The key, as with everything progressives claim they want, is to organize and build the alliances and networks to make progressive change possible. Obama’s decision not to investigate and launch truth commissions into Bush’s crimes doesn’t exonerate Bush, either at home or abroad. If we organize effectively and build the right progressive institutions, there’s no reason why a future administration in 10-20 years couldn’t take things in a different direction.
that might work in a country that has an attention spean more than– oooh ooh, puppy outside, puppy outside!!
Is it any more wishful thinking than those in Chile in 1990 who wanted someone to be held accountable for the torture and execution of their friends and family? We have to maintain the ability to envision a future where such things are possible. The alternative is bleaker than any institutional obstacles we are facing today.
well, bleak is my MO and it’s based on rational observation.

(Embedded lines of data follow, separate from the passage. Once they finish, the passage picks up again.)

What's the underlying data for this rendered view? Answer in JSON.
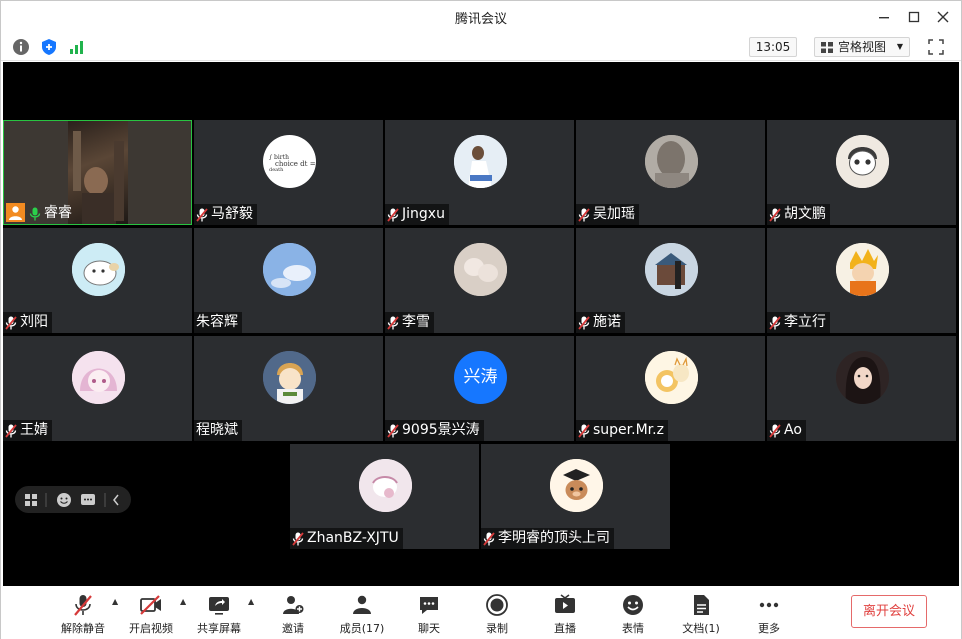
{
  "window": {
    "title": "腾讯会议",
    "minimize_icon": "minimize-icon",
    "maximize_icon": "maximize-icon",
    "close_icon": "close-icon"
  },
  "status": {
    "clock": "13:05",
    "view_mode": "宫格视图",
    "colors": {
      "shield": "#1677ff",
      "signal": "#21b34d"
    }
  },
  "participants": [
    {
      "name": "睿睿",
      "muted": false,
      "video_on": true,
      "host": true
    },
    {
      "name": "马舒毅",
      "muted": true,
      "avatar_bg": "#ffffff"
    },
    {
      "name": "Jingxu",
      "muted": true,
      "avatar_bg": "#dbe7f3"
    },
    {
      "name": "吴加瑶",
      "muted": true,
      "avatar_bg": "#a39e97"
    },
    {
      "name": "胡文鹏",
      "muted": true,
      "avatar_bg": "#ece6de"
    },
    {
      "name": "刘阳",
      "muted": true,
      "avatar_bg": "#c8eaf4"
    },
    {
      "name": "朱容辉",
      "muted": false,
      "avatar_bg": "#8fb7e8"
    },
    {
      "name": "李雪",
      "muted": true,
      "avatar_bg": "#d8cdc4"
    },
    {
      "name": "施诺",
      "muted": true,
      "avatar_bg": "#b7c8d8"
    },
    {
      "name": "李立行",
      "muted": true,
      "avatar_bg": "#f5efe2"
    },
    {
      "name": "王婧",
      "muted": true,
      "avatar_bg": "#f2dbe9"
    },
    {
      "name": "程晓斌",
      "muted": false,
      "avatar_bg": "#4f6a8e"
    },
    {
      "name": "9095景兴涛",
      "muted": true,
      "avatar_bg": "#1677ff",
      "avatar_text": "兴涛"
    },
    {
      "name": "super.Mr.z",
      "muted": true,
      "avatar_bg": "#fdf2d8"
    },
    {
      "name": "Ao",
      "muted": true,
      "avatar_bg": "#3b2c2c"
    },
    {
      "name": "ZhanBZ-XJTU",
      "muted": true,
      "avatar_bg": "#efe3e9"
    },
    {
      "name": "李明睿的顶头上司",
      "muted": true,
      "avatar_bg": "#fff2dc"
    }
  ],
  "toolbar": {
    "unmute": "解除静音",
    "start_video": "开启视频",
    "share_screen": "共享屏幕",
    "invite": "邀请",
    "members": "成员(17)",
    "chat": "聊天",
    "record": "录制",
    "live": "直播",
    "reactions": "表情",
    "docs": "文档(1)",
    "more": "更多",
    "leave": "离开会议",
    "colors": {
      "leave": "#e0413f",
      "muted_icon": "#d63a3a"
    }
  }
}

Anyone go to jail for Iran Contra? Anyone go to jail for funding the nun-raping and murdering in central America?
Any ceos go to jail for breaking the law by tapping our phones? Erik Prince: is he in jail for war profiteering and the various crimes Blackwater was involved in? How about those banks that sold people shitty mortgages on purpose and crashed the economy? Anyone been frogmarched yet, 3 years after the fact?
the answer to all of those is NO. Not only that, those responsible for the above will NEVER see the inside of a cell. And the same is almost surely true about the current regime. We will sweep it all under the rug, lalala, nothing to see here. Because that is how America (Fuck YEAH!) rolls.

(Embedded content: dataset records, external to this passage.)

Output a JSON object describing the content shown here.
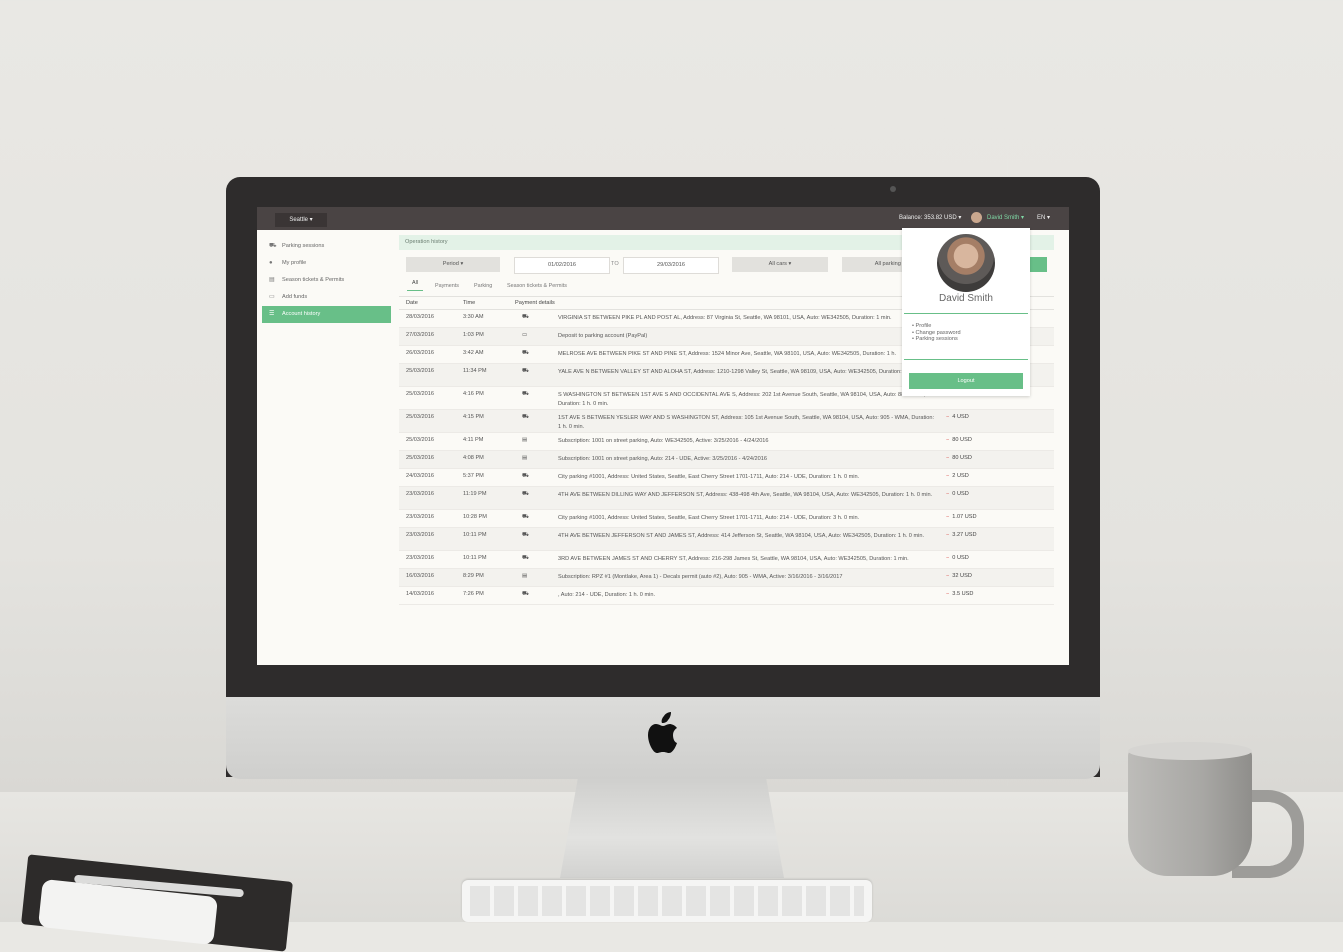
{
  "topbar": {
    "city": "Seattle ▾",
    "balance": "Balance: 353.82 USD ▾",
    "user": "David Smith ▾",
    "lang": "EN ▾"
  },
  "sidebar": {
    "items": [
      {
        "icon": "car-icon",
        "label": "Parking sessions"
      },
      {
        "icon": "user-icon",
        "label": "My profile"
      },
      {
        "icon": "document-icon",
        "label": "Season tickets & Permits"
      },
      {
        "icon": "wallet-icon",
        "label": "Add funds"
      },
      {
        "icon": "history-icon",
        "label": "Account history"
      }
    ]
  },
  "main": {
    "breadcrumb": "Operation history",
    "filters": {
      "period": "Period ▾",
      "date_from": "01/02/2016",
      "to_label": "TO",
      "date_to": "29/03/2016",
      "cars": "All cars ▾",
      "parking": "All parking ▾"
    },
    "tabs": [
      "All",
      "Payments",
      "Parking",
      "Season tickets & Permits"
    ],
    "table": {
      "headers": {
        "date": "Date",
        "time": "Time",
        "details": "Payment details"
      },
      "rows": [
        {
          "date": "28/03/2016",
          "time": "3:30 AM",
          "icon": "car-icon",
          "details": "VIRGINIA ST BETWEEN PIKE PL AND POST AL, Address: 87 Virginia St, Seattle, WA 98101, USA, Auto: WE342505, Duration: 1 min.",
          "amount": ""
        },
        {
          "date": "27/03/2016",
          "time": "1:03 PM",
          "icon": "card-icon",
          "details": "Deposit to parking account (PayPal)",
          "amount": ""
        },
        {
          "date": "26/03/2016",
          "time": "3:42 AM",
          "icon": "car-icon",
          "details": "MELROSE AVE BETWEEN PIKE ST AND PINE ST, Address: 1524 Minor Ave, Seattle, WA 98101, USA, Auto: WE342505, Duration: 1 h.",
          "amount": ""
        },
        {
          "date": "25/03/2016",
          "time": "11:34 PM",
          "icon": "car-icon",
          "details": "YALE AVE N BETWEEN VALLEY ST AND ALOHA ST, Address: 1210-1298 Valley St, Seattle, WA 98109, USA, Auto: WE342505, Duration: 1 h. 0 min.",
          "amount": ""
        },
        {
          "date": "25/03/2016",
          "time": "4:16 PM",
          "icon": "car-icon",
          "details": "S WASHINGTON ST BETWEEN 1ST AVE S AND OCCIDENTAL AVE S, Address: 202 1st Avenue South, Seattle, WA 98104, USA, Auto: 8807 - MZ, Duration: 1 h. 0 min.",
          "amount": "4 USD"
        },
        {
          "date": "25/03/2016",
          "time": "4:15 PM",
          "icon": "car-icon",
          "details": "1ST AVE S BETWEEN YESLER WAY AND S WASHINGTON ST, Address: 105 1st Avenue South, Seattle, WA 98104, USA, Auto: 905 - WMA, Duration: 1 h. 0 min.",
          "amount": "4 USD"
        },
        {
          "date": "25/03/2016",
          "time": "4:11 PM",
          "icon": "document-icon",
          "details": "Subscription: 1001 on street parking, Auto: WE342505, Active: 3/25/2016 - 4/24/2016",
          "amount": "80 USD"
        },
        {
          "date": "25/03/2016",
          "time": "4:08 PM",
          "icon": "document-icon",
          "details": "Subscription: 1001 on street parking, Auto: 214 - UDE, Active: 3/25/2016 - 4/24/2016",
          "amount": "80 USD"
        },
        {
          "date": "24/03/2016",
          "time": "5:37 PM",
          "icon": "car-icon",
          "details": "City parking #1001, Address: United States, Seattle, East Cherry Street 1701-1711, Auto: 214 - UDE, Duration: 1 h. 0 min.",
          "amount": "2 USD"
        },
        {
          "date": "23/03/2016",
          "time": "11:19 PM",
          "icon": "car-icon",
          "details": "4TH AVE BETWEEN DILLING WAY AND JEFFERSON ST, Address: 438-498 4th Ave, Seattle, WA 98104, USA, Auto: WE342505, Duration: 1 h. 0 min.",
          "amount": "0 USD"
        },
        {
          "date": "23/03/2016",
          "time": "10:28 PM",
          "icon": "car-icon",
          "details": "City parking #1001, Address: United States, Seattle, East Cherry Street 1701-1711, Auto: 214 - UDE, Duration: 3 h. 0 min.",
          "amount": "1.07 USD"
        },
        {
          "date": "23/03/2016",
          "time": "10:11 PM",
          "icon": "car-icon",
          "details": "4TH AVE BETWEEN JEFFERSON ST AND JAMES ST, Address: 414 Jefferson St, Seattle, WA 98104, USA, Auto: WE342505, Duration: 1 h. 0 min.",
          "amount": "3.27 USD"
        },
        {
          "date": "23/03/2016",
          "time": "10:11 PM",
          "icon": "car-icon",
          "details": "3RD AVE BETWEEN JAMES ST AND CHERRY ST, Address: 216-298 James St, Seattle, WA 98104, USA, Auto: WE342505, Duration: 1 min.",
          "amount": "0 USD"
        },
        {
          "date": "16/03/2016",
          "time": "8:29 PM",
          "icon": "document-icon",
          "details": "Subscription: RPZ #1 (Montlake, Area 1) - Decals permit (auto #2), Auto: 905 - WMA, Active: 3/16/2016 - 3/16/2017",
          "amount": "32 USD"
        },
        {
          "date": "14/03/2016",
          "time": "7:26 PM",
          "icon": "car-icon",
          "details": ", Auto: 214 - UDE, Duration: 1 h. 0 min.",
          "amount": "3.5 USD"
        }
      ]
    }
  },
  "dropdown": {
    "name": "David Smith",
    "links": [
      "Profile",
      "Change password",
      "Parking sessions"
    ],
    "logout": "Logout"
  },
  "colors": {
    "accent": "#68bf88",
    "topbar": "#4a4444",
    "negative": "#d9534f"
  }
}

I guess. I’m not going to argue you over the impunity and lack of accountability for our political and economic elites. But standing 20 years in the past, every major progressive achievement seems like a distant long shot, laughable in many instances. Now maybe we as progressives decide to let this one go and focus on issues like economic inequality or health care, but never in history have elites been held accountable just because. Its always been because of vibrant social movements working together across decades.
Can social movements manifest without community? If our communities are primarily online, as they increasingly seem to be for most of us, they’re subject to clean & easy removal. In traditional social gatherings, people gaze at their handheld devices, oblivious to everyone else in the room. If this is indicative of a communal intelligence in any useful sense, the Koch brothers are a socialist front.
Imho, much more serious than the destructive potential of a future GOP administration is the wholesale displacement of civic culture by corporate culture. If corporate interests = the public interest at the heart of the culture — because we, as individuals, can no longer see the difference — what matter the name of the party in power? There are no more human beings, only resources.